Markess International a interrogé 225 entreprises des secteurs public et privé pour brosser un tableau de la dématérialisation des documents entrants et son évolution dans les deux années à venir. Trois types de documents ont été retenus : les documents papier qui circulent comme tel dans l’entreprise, les documents papier scannés, et les documents purement électroniques non structurés (e-mails, pièces jointes) ou structurés (flux EDI, XML, formulaires).
Parmi les éléments incitant les entreprises à dématérialiser, les sondés citent en priorité la traçabilité (73%) et les gains de temps (72%), avant l’amélioration du partage de l’information (70%) et la réduction des coûts (68%).
A l’heure actuelle, ces entités traitent en moyenne 57% de papier, 21% de documents scannés et 22% de fichiers électroniques.

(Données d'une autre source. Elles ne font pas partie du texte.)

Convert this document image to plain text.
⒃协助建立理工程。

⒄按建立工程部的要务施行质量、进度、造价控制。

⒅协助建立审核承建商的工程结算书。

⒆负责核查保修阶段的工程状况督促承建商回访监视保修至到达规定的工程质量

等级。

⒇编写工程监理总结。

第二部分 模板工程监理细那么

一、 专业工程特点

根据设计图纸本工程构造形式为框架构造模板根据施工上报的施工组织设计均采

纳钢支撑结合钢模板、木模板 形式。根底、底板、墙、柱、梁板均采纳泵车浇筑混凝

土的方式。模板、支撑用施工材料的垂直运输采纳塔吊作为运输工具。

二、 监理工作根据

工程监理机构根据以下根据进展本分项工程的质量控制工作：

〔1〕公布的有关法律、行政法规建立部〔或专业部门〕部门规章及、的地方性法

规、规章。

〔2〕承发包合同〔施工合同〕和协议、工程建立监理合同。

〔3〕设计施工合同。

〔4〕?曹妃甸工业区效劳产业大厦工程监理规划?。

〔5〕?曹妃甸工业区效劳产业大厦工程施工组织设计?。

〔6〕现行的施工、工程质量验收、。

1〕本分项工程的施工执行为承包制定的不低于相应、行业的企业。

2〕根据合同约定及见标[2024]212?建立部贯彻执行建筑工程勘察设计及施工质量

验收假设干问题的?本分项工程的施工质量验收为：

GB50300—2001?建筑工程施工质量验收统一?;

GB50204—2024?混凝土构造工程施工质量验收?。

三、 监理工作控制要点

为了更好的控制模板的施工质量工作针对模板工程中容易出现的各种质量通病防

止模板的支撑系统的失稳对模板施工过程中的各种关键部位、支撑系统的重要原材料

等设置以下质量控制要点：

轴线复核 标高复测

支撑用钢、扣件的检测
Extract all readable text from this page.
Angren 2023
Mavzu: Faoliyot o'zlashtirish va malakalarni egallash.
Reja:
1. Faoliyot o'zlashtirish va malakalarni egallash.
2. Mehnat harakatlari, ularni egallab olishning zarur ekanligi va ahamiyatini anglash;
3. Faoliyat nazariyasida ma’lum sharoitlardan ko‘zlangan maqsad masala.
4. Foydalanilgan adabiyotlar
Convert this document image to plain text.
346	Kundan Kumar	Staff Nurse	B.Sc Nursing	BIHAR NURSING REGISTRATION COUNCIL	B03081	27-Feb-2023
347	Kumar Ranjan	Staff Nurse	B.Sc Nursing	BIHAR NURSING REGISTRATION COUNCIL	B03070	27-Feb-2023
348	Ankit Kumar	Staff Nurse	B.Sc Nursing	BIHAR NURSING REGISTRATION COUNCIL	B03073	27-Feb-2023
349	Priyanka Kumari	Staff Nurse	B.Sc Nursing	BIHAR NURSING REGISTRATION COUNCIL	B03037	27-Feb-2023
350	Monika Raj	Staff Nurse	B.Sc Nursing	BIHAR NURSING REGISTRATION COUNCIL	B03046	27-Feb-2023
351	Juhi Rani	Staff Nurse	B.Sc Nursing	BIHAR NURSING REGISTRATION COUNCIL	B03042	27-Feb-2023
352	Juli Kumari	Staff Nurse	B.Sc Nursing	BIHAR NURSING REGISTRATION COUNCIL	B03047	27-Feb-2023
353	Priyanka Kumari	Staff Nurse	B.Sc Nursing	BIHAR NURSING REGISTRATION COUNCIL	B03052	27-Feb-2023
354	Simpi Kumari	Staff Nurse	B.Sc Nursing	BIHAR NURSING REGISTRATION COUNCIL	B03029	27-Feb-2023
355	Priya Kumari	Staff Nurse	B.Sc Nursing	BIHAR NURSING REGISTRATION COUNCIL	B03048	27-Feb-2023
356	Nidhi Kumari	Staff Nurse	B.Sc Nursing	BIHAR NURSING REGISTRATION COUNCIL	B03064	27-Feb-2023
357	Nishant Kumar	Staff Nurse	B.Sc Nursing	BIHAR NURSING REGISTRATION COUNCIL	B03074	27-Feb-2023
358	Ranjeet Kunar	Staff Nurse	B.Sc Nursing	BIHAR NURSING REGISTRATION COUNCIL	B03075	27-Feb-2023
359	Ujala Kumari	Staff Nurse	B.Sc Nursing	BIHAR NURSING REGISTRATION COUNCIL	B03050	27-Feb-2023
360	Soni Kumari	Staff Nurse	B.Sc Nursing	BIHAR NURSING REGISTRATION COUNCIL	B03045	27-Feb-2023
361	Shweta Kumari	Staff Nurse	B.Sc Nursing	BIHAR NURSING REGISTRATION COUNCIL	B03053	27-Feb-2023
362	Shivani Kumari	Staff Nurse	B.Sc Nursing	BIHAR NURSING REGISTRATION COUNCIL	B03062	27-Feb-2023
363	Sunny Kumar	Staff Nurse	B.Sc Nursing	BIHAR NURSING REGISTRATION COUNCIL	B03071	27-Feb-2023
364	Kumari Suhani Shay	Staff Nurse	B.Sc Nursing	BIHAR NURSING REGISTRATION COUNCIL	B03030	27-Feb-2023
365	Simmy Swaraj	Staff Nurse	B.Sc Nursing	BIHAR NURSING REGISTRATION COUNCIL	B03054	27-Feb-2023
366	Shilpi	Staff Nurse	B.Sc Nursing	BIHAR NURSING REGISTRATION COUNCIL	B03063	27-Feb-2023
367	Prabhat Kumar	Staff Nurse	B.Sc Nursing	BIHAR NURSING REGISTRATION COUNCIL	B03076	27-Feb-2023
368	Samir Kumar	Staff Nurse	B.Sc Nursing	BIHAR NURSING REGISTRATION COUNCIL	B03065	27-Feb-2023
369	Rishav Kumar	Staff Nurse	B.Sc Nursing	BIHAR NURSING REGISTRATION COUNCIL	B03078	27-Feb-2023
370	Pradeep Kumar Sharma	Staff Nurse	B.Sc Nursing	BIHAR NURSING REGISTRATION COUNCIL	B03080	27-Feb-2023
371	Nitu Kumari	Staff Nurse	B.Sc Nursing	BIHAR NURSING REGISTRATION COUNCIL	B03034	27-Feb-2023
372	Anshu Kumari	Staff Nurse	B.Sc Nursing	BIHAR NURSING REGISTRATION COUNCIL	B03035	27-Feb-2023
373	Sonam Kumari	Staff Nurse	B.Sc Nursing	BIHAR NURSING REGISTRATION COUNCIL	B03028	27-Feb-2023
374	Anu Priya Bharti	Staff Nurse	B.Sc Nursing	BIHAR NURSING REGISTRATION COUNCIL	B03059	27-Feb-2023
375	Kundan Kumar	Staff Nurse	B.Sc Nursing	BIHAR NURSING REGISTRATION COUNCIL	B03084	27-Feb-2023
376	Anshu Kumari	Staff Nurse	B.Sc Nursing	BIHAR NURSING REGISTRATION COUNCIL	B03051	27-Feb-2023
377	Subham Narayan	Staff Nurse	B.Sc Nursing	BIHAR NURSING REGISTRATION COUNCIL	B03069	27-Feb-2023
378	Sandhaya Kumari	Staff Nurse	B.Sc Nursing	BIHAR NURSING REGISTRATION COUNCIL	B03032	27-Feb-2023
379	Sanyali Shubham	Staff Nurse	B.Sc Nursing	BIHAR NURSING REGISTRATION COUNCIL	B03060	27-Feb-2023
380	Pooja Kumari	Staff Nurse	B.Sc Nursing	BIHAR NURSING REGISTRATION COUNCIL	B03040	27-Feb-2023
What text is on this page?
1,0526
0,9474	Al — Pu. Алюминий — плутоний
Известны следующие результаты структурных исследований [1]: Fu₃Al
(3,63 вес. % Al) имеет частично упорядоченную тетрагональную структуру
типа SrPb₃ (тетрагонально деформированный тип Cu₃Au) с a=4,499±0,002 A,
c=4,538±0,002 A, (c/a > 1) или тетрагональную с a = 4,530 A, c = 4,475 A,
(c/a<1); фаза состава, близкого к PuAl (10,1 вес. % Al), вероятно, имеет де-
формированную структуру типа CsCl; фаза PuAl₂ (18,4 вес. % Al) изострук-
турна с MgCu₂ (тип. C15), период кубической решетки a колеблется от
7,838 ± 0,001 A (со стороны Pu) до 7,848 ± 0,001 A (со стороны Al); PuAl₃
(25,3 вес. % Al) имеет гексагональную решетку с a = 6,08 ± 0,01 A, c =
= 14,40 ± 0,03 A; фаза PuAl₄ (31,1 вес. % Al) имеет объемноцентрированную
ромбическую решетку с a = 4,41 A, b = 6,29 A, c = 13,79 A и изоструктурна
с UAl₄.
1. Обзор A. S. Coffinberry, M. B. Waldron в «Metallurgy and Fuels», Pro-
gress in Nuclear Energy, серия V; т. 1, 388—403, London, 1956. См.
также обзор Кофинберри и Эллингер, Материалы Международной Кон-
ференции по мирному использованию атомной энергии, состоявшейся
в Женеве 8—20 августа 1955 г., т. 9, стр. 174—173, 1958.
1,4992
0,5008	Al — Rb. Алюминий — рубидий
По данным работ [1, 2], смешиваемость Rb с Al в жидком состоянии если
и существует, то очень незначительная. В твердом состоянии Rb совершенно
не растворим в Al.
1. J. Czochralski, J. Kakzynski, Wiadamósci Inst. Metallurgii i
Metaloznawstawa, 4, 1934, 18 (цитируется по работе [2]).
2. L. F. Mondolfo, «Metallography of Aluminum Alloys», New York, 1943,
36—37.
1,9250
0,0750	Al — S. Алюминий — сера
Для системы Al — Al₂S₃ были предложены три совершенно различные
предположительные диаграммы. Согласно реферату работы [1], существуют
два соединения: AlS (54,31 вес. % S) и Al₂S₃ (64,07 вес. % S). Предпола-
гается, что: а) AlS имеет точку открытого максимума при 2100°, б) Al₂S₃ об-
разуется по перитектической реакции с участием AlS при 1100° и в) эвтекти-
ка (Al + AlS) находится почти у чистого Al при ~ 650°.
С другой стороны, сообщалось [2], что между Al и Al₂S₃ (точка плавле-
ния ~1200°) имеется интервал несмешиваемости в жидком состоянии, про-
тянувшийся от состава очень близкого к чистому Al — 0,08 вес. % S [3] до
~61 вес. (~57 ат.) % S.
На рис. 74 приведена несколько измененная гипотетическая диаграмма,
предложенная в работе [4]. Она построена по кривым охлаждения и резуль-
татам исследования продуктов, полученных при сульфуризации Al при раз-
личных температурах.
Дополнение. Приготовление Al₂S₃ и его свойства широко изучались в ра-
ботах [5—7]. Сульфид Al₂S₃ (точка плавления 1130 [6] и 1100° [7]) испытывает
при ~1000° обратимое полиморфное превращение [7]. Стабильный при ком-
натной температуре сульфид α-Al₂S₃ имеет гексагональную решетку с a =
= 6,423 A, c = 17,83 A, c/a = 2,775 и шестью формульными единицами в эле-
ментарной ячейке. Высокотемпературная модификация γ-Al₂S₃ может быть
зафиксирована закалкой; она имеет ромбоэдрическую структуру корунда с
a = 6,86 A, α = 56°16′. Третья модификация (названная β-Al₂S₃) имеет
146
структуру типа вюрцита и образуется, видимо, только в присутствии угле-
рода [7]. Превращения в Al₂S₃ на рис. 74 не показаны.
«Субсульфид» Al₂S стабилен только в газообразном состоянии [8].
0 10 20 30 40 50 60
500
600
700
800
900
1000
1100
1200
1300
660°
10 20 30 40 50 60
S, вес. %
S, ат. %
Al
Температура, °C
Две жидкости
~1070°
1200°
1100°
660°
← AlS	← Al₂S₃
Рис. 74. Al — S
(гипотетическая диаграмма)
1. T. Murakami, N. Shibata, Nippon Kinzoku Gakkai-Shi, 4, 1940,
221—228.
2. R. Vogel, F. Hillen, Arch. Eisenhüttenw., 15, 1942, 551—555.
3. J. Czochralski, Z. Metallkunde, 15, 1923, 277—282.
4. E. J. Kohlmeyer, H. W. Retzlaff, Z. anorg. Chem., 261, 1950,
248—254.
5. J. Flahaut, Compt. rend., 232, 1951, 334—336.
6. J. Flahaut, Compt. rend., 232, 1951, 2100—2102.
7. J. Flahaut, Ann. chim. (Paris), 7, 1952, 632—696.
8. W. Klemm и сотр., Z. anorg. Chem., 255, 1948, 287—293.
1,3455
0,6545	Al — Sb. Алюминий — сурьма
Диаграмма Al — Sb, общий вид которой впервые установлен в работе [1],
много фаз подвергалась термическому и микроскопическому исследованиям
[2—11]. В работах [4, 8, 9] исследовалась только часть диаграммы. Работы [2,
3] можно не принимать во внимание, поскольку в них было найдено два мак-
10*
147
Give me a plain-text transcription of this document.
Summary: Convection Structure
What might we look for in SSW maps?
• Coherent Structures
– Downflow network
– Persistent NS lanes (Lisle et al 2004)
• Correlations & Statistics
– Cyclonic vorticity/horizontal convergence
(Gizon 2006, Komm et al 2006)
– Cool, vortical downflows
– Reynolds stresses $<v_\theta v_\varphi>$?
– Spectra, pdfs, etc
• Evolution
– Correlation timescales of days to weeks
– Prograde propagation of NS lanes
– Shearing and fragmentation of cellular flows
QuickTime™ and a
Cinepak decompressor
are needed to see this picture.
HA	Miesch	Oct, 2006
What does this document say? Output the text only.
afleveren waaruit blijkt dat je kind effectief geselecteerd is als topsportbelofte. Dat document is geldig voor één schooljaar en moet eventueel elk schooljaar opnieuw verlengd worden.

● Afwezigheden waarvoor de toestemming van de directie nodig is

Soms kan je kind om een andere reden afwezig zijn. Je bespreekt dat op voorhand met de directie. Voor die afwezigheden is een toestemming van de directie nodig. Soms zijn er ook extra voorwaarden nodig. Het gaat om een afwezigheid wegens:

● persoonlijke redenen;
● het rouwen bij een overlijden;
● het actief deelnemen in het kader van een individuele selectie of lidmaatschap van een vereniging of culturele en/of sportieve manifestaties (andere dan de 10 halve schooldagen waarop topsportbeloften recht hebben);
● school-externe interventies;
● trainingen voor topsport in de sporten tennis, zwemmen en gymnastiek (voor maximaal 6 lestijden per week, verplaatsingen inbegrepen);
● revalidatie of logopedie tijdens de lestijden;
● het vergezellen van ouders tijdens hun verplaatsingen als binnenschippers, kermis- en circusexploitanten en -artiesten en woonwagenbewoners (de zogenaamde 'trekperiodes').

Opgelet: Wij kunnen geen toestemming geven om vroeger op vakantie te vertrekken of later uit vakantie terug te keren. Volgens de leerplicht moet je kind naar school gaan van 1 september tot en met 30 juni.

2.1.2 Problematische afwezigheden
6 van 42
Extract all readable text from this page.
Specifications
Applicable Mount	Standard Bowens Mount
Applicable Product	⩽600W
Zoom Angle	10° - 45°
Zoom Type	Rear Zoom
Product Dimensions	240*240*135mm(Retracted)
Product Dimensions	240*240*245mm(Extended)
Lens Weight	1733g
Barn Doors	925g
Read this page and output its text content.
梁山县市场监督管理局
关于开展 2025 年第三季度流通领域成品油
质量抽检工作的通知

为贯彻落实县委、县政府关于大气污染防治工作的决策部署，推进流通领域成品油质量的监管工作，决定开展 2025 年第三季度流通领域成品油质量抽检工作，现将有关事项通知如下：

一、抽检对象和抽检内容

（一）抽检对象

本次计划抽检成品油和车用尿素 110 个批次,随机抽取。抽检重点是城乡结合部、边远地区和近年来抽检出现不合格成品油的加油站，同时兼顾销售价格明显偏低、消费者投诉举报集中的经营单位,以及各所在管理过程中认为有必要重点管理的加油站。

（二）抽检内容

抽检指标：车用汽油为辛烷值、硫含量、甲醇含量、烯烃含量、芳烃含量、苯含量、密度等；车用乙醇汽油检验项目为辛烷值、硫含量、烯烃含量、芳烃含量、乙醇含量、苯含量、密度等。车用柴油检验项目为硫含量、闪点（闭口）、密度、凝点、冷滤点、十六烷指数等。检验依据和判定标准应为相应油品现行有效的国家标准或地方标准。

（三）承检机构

En 2010, la situation va complètement s’inverser, puisque le papier ne représentera plus que 22% des documents traités, contre 37% de fichiers scannés et surtout 41% de flux purement électroniques.
Une bonne partie des systèmes actuellement en production ou des chantiers à venir portent sur l’automatisation de certaines tâches comme la numérisation (34% aujourd’hui, 41% en projet d’ici 2010), l’archiva électronique (25% aujourd’hui, 50% en 2010) et la distribution en interne (27% et 38%).
Du côté des points de blocage, on retrouve surtout celui de la culture papier, avec une moyenne de 55% sur les répondants, avec une pointe à plus de 65% dans les administrations. L’investissement est aussi un facteur important pour 37% des répondants, devant la conduite du changement (36%) et la complexité des projets (35%).
Markess souligne à juste titre la grande diversité des cas de figure en fonction du métier de l’entreprise, avec des administrations très en pointe du point de vue de la maturité de leurs projets, mais dont la proportion de documents papier reste importante par rapport aux fichiers scannés ou électroniques. La banque/finance et l’assurance numérise beaucoup, et ses systèmes sont en place depuis longtemps. En revanche, le secteur des services est en net retrait, avec des projets encore jeunes et un taux de numérisation faible.
Le cabinet doit publier d’ici une quinzaine de jours un document d’une vingtaine de pages à propos de cette étude qu’il sera possible de télécharger depuis son site.